Leigh Miller's picture

This will blow your mind!

It's not a new concept but what works for me is this: Determine what your ideal client/customer is and find out where they go for research/advice when they need services like yours. My customers don't spend their time on Facebook except to trade jokes and vacation pictures...ditto for IG.

I pay the bills by actively cultivating word of mouth. I call potential cust/clients at least 20 per day unless I'm travelling and I ask for referrals. I drop in at local agencies and leave comp/bus cards. That among other things...

I shot 10 weddings last year purely on referrals. The clients met, discussed and pretty much said "let's do it, oh by the way do you have anymore samples of your work?". That tells me that "MY" interested parties aren't searching for what they need on social media. They are talking to friends, family..work friends to get a lead on what they want. FB, IG, YT all help in showing your work to others but it's hardly a "must do or you will miss the boat" thing.

ABW: Always Be Working

Vincent Alongi's picture

Awesome stuff. Now that's making things happen ;)

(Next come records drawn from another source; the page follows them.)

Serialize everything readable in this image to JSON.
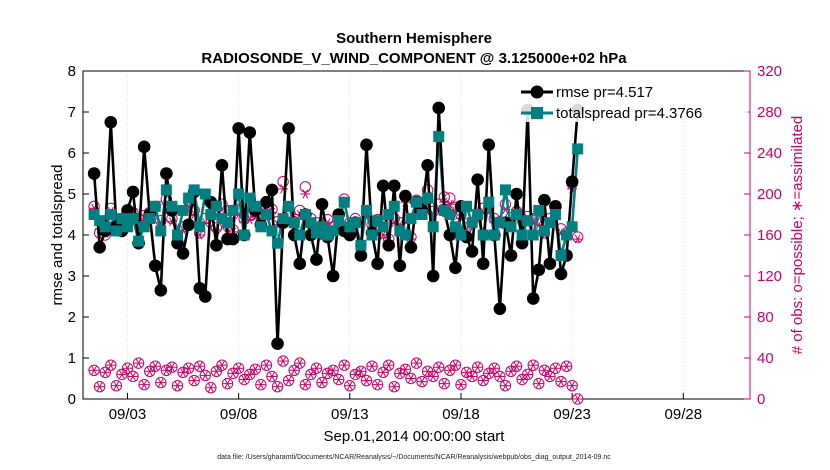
{
  "chart_data": {
    "type": "line",
    "title": "Southern Hemisphere",
    "subtitle": "RADIOSONDE_V_WIND_COMPONENT @ 3.125000e+02 hPa",
    "xlabel": "Sep.01,2014 00:00:00 start",
    "ylabel_left": "rmse and totalspread",
    "ylabel_right": "# of obs: o=possible; ∗=assimilated",
    "footer": "data file: /Users/gharamti/Documents/NCAR/Reanalysis/~/Documents/NCAR/Reanalysis/webpub/obs_diag_output_2014-09.nc",
    "xlim_days": [
      1.0,
      31.0
    ],
    "ylim_left": [
      0,
      8
    ],
    "ylim_right": [
      0,
      320
    ],
    "x_ticks": [
      {
        "day": 3,
        "label": "09/03"
      },
      {
        "day": 8,
        "label": "09/08"
      },
      {
        "day": 13,
        "label": "09/13"
      },
      {
        "day": 18,
        "label": "09/18"
      },
      {
        "day": 23,
        "label": "09/23"
      },
      {
        "day": 28,
        "label": "09/28"
      }
    ],
    "y_ticks_left": [
      "0",
      "1",
      "2",
      "3",
      "4",
      "5",
      "6",
      "7",
      "8"
    ],
    "y_ticks_right": [
      "0",
      "40",
      "80",
      "120",
      "160",
      "200",
      "240",
      "280",
      "320"
    ],
    "x_start_day": 1.5,
    "x_step_days": 0.25,
    "legend": [
      {
        "name": "rmse",
        "label": "rmse pr=4.517",
        "color": "#000000"
      },
      {
        "name": "totalspread",
        "label": "totalspread pr=4.3766",
        "color": "#008080"
      }
    ],
    "colors": {
      "rmse": "#000000",
      "spread": "#008080",
      "obs": "#cc0066"
    },
    "series": [
      {
        "name": "rmse",
        "values": [
          5.5,
          3.7,
          4.1,
          6.75,
          4.2,
          4.1,
          4.6,
          5.05,
          3.8,
          6.15,
          4.5,
          3.25,
          2.65,
          5.5,
          4.6,
          3.8,
          3.55,
          4.25,
          5.05,
          2.7,
          2.5,
          4.8,
          3.75,
          5.7,
          3.9,
          3.9,
          6.6,
          4.0,
          6.5,
          4.6,
          4.25,
          4.8,
          5.1,
          1.35,
          4.3,
          6.6,
          4.0,
          3.3,
          4.5,
          4.0,
          3.4,
          4.75,
          3.95,
          3.0,
          4.5,
          4.1,
          4.0,
          4.3,
          3.5,
          6.2,
          4.05,
          3.3,
          5.2,
          3.75,
          5.2,
          3.25,
          4.95,
          3.7,
          4.8,
          4.6,
          5.7,
          3.0,
          7.1,
          4.6,
          4.0,
          3.2,
          4.7,
          3.95,
          3.6,
          5.35,
          3.3,
          6.2,
          4.0,
          2.2,
          4.3,
          3.5,
          5.0,
          3.8,
          7.05,
          2.45,
          3.15,
          4.85,
          3.3,
          4.7,
          3.05,
          3.5,
          5.3,
          7.05
        ]
      },
      {
        "name": "totalspread",
        "values": [
          4.5,
          4.35,
          4.2,
          4.5,
          4.1,
          4.4,
          4.2,
          4.4,
          3.85,
          4.2,
          4.4,
          4.7,
          4.1,
          5.1,
          4.7,
          4.0,
          4.6,
          4.9,
          5.1,
          4.2,
          5.0,
          4.5,
          4.7,
          4.4,
          4.3,
          4.6,
          5.0,
          4.0,
          4.9,
          4.7,
          4.2,
          4.5,
          4.1,
          3.8,
          4.4,
          4.7,
          4.3,
          4.0,
          4.5,
          4.3,
          4.05,
          4.2,
          4.0,
          4.1,
          4.35,
          4.8,
          4.2,
          4.3,
          3.75,
          4.6,
          4.0,
          4.35,
          4.2,
          4.5,
          4.7,
          4.1,
          4.0,
          4.4,
          4.8,
          4.5,
          4.9,
          4.2,
          6.4,
          4.6,
          4.5,
          4.2,
          4.0,
          4.7,
          4.3,
          4.5,
          4.0,
          4.8,
          4.0,
          4.3,
          5.1,
          4.2,
          4.5,
          4.0,
          4.35,
          4.0,
          4.6,
          4.1,
          4.3,
          4.5,
          3.5,
          4.0,
          4.2,
          6.1
        ]
      },
      {
        "name": "possible_obs",
        "values": [
          188,
          162,
          160,
          186,
          171,
          176,
          176,
          182,
          176,
          179,
          182,
          188,
          174,
          195,
          176,
          152,
          168,
          193,
          184,
          162,
          176,
          179,
          167,
          190,
          169,
          165,
          185,
          176,
          179,
          181,
          172,
          188,
          185,
          173,
          212,
          180,
          173,
          184,
          207,
          176,
          172,
          161,
          175,
          168,
          179,
          195,
          172,
          176,
          150,
          182,
          170,
          175,
          162,
          156,
          176,
          172,
          197,
          158,
          194,
          188,
          204,
          183,
          190,
          197,
          196,
          187,
          180,
          167,
          172,
          178,
          186,
          187,
          176,
          173,
          190,
          177,
          183,
          176,
          178,
          176,
          174,
          162,
          176,
          186,
          166,
          162,
          210,
          158
        ]
      },
      {
        "name": "assimilated_obs",
        "values": [
          186,
          166,
          162,
          183,
          170,
          172,
          175,
          180,
          174,
          176,
          180,
          185,
          172,
          190,
          173,
          151,
          165,
          188,
          180,
          160,
          172,
          175,
          165,
          185,
          167,
          163,
          180,
          172,
          175,
          178,
          170,
          184,
          182,
          170,
          205,
          176,
          170,
          180,
          200,
          172,
          170,
          159,
          172,
          166,
          175,
          190,
          170,
          172,
          147,
          178,
          168,
          172,
          160,
          154,
          172,
          170,
          192,
          156,
          190,
          184,
          198,
          180,
          186,
          192,
          190,
          183,
          176,
          165,
          170,
          175,
          182,
          182,
          172,
          170,
          185,
          175,
          180,
          172,
          175,
          172,
          170,
          160,
          172,
          182,
          162,
          160,
          205,
          156
        ]
      },
      {
        "name": "possible_obs_low",
        "values": [
          28,
          12,
          26,
          33,
          13,
          24,
          30,
          22,
          35,
          14,
          27,
          32,
          16,
          28,
          31,
          13,
          26,
          30,
          18,
          32,
          23,
          11,
          27,
          33,
          15,
          25,
          30,
          19,
          24,
          29,
          14,
          33,
          22,
          12,
          37,
          18,
          28,
          35,
          14,
          24,
          30,
          16,
          25,
          28,
          19,
          33,
          13,
          24,
          27,
          18,
          32,
          14,
          26,
          33,
          12,
          25,
          29,
          20,
          35,
          17,
          27,
          22,
          31,
          15,
          28,
          33,
          14,
          26,
          22,
          31,
          18,
          25,
          30,
          22,
          13,
          27,
          32,
          19,
          24,
          33,
          15,
          28,
          22,
          30,
          17,
          32,
          13,
          0
        ]
      }
    ]
  }
}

Interesting I saw this today. Just two days ago I posted a message on my Business Facebook page encouraging contacts to not send me a message via the messenger. Maybe I’m doing something wrong but I constantly have issues with Facebook messages sent though my business page. I get the same issues no mater what platform (iOS, Android, Win Desktop). I will get notification of messages coming through but then can’t find the messages. When I read a message it isn’t cleared from the notification menu. These are just a couple of issues. Lucky most dont’ contact me via messenger because it drive me nuts. Facebook is becoming a non factor for me.

Danette Chappell's picture

Crazy! That’s gotta be frustrating!

I'm not paranoid, but I've never signed up for Messenger because I just couldn't stand FB harvesting even more of my information. The issue pretty much went away when I also stopped using FB almost a year ago, which among other things, gave me 20 more hours a week to find clients in other ways.

Good points made here by Danette. You have to change up approaches many times as you navigate social's moving target. I hate how facebook is the 800lb gorilla that every person, product, every company has to be on. Instead of your website you have to have a presence on FB and that's too much power over us.It is what it is, I get it. It just had way too much power. Using messenger the way she describes right nw is a good idea.

David Stephen Kalonick's picture

I haven't been in one conversation with friends, family, etc. that involved a positive mention about FB. I would argue that FB is on the decline.

Vincent Alongi's picture

Facebook is definitely the elephant in the corner of the room. But... everyone who slams the hell out of it is usually on it and addicted in some way. And that's why they're slamming it- because of the addiction. Bottom line, if you don't have a social media (Facebook) presence, you're somehow shorting yourself. A great website is one thing, but Facebook can be more interactive and give a client a warmer feeling about you - if you're willing to put in the time to use it the right way.

I say this from the consumer side of things. Right after great customer service, there's nothing that gives me a better feeling about a small business than an owner willing to partake in discussion, feedback and conversation.